The title of Janette Cervin's latest collection, ''What Lies Beneath'', could be interpreted both metaphorically and literally. Cervin's multifaceted images of plant and birdlife are painted on progressive layers of resin over an aluminium canvas, which creates an intense depth and dimension. The resin has a reflective finish like glass, a window on to the scene within, and different features are caught between each layer, bringing certain shapes to the forefront while others recede into the shadows. The eye wants to keep looking and searching for each tiny detail, and there always seems to be something else to uncover. Each work is an explosion of exuberant jewel-tones and abundant life, as if you've pushed aside the branches in a wood and found yourself in the midst of magic.
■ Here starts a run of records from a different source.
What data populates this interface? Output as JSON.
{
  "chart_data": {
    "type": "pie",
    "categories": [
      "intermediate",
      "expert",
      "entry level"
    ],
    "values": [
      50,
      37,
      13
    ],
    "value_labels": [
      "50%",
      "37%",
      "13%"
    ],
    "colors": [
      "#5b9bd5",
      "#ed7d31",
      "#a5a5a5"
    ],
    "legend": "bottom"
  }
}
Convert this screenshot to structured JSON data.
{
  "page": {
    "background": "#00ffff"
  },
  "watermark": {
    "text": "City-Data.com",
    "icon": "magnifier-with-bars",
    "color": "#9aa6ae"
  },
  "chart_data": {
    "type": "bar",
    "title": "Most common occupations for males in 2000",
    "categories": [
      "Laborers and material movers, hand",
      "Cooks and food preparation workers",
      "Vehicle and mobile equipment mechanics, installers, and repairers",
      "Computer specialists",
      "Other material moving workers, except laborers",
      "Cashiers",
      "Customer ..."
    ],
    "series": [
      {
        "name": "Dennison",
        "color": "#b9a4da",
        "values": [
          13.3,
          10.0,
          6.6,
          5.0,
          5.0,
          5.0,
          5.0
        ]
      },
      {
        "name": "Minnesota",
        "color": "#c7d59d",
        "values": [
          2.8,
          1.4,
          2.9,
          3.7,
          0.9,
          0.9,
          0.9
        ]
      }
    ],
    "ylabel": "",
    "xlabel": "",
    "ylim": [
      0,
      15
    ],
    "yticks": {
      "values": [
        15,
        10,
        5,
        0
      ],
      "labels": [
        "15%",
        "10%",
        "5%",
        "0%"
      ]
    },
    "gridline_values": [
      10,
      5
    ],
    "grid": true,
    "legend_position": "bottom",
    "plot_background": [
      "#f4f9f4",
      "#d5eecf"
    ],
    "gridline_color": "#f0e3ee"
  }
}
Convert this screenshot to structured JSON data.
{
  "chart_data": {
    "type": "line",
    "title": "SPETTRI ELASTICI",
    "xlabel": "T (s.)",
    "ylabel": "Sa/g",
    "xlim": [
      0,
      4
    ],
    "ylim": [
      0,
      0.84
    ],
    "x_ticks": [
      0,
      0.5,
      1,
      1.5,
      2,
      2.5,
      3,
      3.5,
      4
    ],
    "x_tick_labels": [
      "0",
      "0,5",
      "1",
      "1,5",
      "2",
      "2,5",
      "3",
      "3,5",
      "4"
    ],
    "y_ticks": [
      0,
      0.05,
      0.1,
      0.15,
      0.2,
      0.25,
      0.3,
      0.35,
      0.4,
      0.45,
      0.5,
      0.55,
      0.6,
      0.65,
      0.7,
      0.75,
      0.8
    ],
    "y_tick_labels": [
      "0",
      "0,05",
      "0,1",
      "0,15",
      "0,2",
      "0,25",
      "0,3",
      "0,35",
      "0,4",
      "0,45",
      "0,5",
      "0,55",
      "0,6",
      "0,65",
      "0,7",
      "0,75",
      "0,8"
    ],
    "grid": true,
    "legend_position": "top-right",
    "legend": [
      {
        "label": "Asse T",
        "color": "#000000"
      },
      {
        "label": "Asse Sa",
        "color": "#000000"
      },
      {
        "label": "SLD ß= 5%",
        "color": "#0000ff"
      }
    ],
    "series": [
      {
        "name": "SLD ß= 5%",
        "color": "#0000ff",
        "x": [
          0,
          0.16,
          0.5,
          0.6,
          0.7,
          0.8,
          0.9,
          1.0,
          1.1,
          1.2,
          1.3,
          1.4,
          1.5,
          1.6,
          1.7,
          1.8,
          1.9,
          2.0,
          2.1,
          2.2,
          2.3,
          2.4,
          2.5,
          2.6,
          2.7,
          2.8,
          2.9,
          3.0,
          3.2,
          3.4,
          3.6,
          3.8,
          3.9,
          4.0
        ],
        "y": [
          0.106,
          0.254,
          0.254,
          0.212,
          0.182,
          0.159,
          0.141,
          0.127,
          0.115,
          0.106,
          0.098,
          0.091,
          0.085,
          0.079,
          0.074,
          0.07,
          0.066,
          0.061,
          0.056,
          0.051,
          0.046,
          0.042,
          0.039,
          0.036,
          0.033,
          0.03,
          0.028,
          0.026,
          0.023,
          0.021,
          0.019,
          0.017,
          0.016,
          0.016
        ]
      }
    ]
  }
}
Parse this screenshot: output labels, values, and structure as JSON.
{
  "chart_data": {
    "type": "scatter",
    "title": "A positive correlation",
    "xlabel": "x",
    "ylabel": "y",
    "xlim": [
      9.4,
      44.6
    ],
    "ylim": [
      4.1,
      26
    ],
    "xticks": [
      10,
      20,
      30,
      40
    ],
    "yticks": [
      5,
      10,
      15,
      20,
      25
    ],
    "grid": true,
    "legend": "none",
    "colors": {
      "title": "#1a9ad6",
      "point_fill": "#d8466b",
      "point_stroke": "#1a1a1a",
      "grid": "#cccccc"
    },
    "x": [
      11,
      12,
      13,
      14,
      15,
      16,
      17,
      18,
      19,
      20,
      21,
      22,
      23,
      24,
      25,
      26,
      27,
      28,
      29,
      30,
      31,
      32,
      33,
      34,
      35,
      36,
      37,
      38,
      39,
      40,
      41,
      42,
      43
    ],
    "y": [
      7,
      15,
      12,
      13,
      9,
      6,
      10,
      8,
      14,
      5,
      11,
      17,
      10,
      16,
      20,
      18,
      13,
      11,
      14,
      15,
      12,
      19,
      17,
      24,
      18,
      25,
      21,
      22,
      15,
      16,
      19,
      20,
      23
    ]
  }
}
Cervin's use of colour is phenomenal, incorporating effective touches of the metallic, which glows under the resin. In The Garden of Excess II, a golden hue saturates the depicted scene, the extremely busy garden so flooded with sunlight that it appears to resonate warmth. The pastel-toned Remember Us Together is romantic and evocative, faintly misty like fragments of memory. Two of the standout pieces are The Circle of Life and The Beautiful Vagabonds, bursting with botanical splendor and encompassing every shade in the rainbow. Cervin's work is intricate and skilful, and has the aesthetic beauty of a stained-glass window or a medieval tapestry.